2)Marmara’nın durağan bir deniz olması. Marmara Denizi, Akdeniz ile Karadeniz arasında sıkışmış kalmış bir deniz. Marmara’nın üstündeki yaklaşık 25 metre su Karadeniz, alttaki su Akdeniz kökenlidir. Bu tabakalaşma dikey karışımları sınırlıyor Marmara’da. Denizi durağan hale getiriyor. Biz Marmara’yı aslında astımlı bir insana benzetiriz. Yeterince nefes alamıyor.

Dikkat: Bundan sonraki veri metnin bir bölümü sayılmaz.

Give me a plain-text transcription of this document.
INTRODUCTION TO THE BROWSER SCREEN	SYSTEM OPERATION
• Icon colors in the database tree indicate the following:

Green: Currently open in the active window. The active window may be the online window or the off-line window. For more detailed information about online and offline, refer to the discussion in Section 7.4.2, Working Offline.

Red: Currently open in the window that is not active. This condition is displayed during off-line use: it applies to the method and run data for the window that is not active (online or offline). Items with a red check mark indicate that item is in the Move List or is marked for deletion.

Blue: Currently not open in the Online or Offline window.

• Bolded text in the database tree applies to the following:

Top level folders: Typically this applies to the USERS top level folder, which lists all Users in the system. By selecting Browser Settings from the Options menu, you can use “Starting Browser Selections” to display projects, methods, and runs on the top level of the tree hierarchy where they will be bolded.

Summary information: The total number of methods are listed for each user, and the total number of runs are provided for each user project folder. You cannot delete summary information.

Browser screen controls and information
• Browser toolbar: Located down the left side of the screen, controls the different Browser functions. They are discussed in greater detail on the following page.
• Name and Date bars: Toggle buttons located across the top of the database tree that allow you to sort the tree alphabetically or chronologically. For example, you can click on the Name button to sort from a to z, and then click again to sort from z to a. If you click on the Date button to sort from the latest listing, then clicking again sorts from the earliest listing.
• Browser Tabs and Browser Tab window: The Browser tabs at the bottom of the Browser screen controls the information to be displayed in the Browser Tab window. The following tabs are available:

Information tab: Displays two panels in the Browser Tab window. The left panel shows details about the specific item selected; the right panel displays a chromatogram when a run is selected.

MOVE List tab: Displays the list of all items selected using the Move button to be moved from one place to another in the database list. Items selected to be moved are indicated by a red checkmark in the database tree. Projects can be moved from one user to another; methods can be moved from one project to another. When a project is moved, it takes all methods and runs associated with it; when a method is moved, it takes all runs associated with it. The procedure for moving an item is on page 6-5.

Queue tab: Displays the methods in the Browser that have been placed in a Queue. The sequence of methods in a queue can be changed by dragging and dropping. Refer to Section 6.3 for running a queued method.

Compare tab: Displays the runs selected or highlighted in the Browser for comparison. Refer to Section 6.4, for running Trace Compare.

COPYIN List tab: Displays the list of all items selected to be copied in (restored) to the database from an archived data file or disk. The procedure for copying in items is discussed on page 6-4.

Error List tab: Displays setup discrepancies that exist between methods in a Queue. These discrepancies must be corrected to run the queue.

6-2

3)Kirlilik yükü. Marmara’nın çevresinde yaklaşık 25 milyon insan yaşıyor, Türkiye sanayisinin yarısı ise Marmara çevresinde konumlanmış durumda. Peki bu atıklar, kanalizasyonlar nereye gidiyor? Denize. Deniz bunu yuttu zannediyoruz. Ekosistem hemen tepki vermiyor. ‘Su pislik tutmaz’ deniyor. Marmara’nın etrafında yaşayan 25 milyon insanın atığının büyük bir kısmı arıtılmadan hiç arıtılmadan denize veriliyor.”

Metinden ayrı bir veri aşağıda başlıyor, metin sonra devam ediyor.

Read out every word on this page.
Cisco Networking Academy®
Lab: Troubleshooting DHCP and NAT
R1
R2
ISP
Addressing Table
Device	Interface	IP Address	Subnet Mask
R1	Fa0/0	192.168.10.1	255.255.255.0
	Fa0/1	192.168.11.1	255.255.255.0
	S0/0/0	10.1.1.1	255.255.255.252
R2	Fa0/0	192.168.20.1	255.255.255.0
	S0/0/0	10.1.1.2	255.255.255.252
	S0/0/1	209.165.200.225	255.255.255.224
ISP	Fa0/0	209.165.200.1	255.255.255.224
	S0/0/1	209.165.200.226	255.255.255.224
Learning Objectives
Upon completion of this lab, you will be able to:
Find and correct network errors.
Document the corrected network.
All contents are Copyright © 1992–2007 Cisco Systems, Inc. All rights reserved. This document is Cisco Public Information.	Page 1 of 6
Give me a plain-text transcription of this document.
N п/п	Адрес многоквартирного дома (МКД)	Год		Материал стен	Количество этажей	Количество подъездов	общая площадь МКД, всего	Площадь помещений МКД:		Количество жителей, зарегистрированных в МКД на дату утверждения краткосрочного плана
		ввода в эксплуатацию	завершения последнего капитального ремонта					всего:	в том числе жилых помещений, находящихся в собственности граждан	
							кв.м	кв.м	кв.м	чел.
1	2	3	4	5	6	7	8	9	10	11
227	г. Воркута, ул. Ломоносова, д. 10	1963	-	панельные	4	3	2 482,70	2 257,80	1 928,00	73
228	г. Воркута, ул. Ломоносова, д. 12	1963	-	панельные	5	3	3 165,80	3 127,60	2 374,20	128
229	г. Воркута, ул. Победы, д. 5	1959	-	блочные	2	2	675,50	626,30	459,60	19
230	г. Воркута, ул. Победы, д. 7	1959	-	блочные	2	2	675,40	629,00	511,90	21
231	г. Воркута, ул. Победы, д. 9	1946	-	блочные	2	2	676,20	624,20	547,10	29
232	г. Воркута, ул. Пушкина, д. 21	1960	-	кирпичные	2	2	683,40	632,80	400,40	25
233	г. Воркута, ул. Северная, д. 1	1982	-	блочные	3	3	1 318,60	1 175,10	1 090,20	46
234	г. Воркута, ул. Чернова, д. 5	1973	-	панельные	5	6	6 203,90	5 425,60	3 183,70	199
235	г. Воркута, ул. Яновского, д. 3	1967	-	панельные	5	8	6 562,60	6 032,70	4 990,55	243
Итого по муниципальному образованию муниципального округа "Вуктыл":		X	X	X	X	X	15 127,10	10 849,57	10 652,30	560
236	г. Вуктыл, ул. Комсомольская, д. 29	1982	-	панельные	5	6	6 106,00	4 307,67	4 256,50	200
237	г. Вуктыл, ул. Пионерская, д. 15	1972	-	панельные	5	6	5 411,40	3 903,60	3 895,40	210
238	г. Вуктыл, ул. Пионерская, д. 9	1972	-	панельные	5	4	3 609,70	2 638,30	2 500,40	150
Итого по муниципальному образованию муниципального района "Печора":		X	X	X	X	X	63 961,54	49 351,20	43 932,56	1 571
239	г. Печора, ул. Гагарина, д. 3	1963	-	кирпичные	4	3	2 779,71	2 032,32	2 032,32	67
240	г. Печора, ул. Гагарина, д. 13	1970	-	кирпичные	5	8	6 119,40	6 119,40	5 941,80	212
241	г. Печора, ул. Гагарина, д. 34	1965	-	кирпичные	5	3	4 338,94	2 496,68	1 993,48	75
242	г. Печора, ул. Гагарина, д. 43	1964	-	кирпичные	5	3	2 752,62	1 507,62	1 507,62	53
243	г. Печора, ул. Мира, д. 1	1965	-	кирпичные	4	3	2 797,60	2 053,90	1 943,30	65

Uludağ’ın eteklerinden berrak su olarak çıkan Nilüfer çayı simsiyah bir zehir olarak boşalıyor. Arıtmalar düzgün çalışıyor, yeterince denetleniyorsa, Nilüfer çayı niye siyah akıyor?
NASIL MÜCADELE EDİLİR?
Yüksek sıcaklığı değiştiremeyiz.
Deniz şartlarındaki durağanlık, Marmara’nın orijinal yapısıyla birlikte iklim değişiminin etkisinden kaynaklanıyor. Buna da müdahale edemeyiz.
Tek şansımız var atıklarımızı arıtıp kirliliği engellemek.
Tarımda kullandığımız azotlu fosforlu gübreler, kimyasallar. Bunların hepsi sonunda Marmara’ya ulaşıyor. Asıl etki uzun yıllar itibariyle birikmiş olan Marmara Denizi’ndeki atık yükü. Buna engel olmalıyız. Marmara çevresindeki şehirlerde gerçek arıtma yok. Atıklar ön arıtma dediğimiz işlemden geçiyor. Fiziksel parçacıklar alınıyor, sıvılaştırılıp denizin dibine basılıyor. 25 milyon insanın atığını Marmara kaldıramaz.
MÜSİLAJ NEDİR?
Müsilaj, denizin içindeki mikro algler dediğimiz, minik bitkicikler. Bunlar aşırı çoğaldı. Denize salgı bırakıyorlar. Bu salgı organik yapıda, bu organik yapı virüs ve bakteriler için uygun ortam sağlıyor. Onların da kümelenmesiyle, sümüksü bir oluşum, suyun altına metrelerce uzamaya başlıyor. Bizim yüzeyde gördüğümüz, onların ölmüş halleri.
MÜSİLAJIN ZARARLARI NELER?
Deniz yaşamını yok ediyor.
Balıkçılığı etkiliyor.
Turizmi etkiliyor.
Denizcilik sektörü, limanlar, marinalar etkileniyor.
Gemiler etkileniyor.
Mercan yataklarının ve midye yataklarının üzerini kaplıyor ve ölmesine neden oluyor. Midyeler çok önemli, suyu süzerek temizliyorlar. Bunların ölümü müsilajın ekolojik etkisini katlamış oluyor.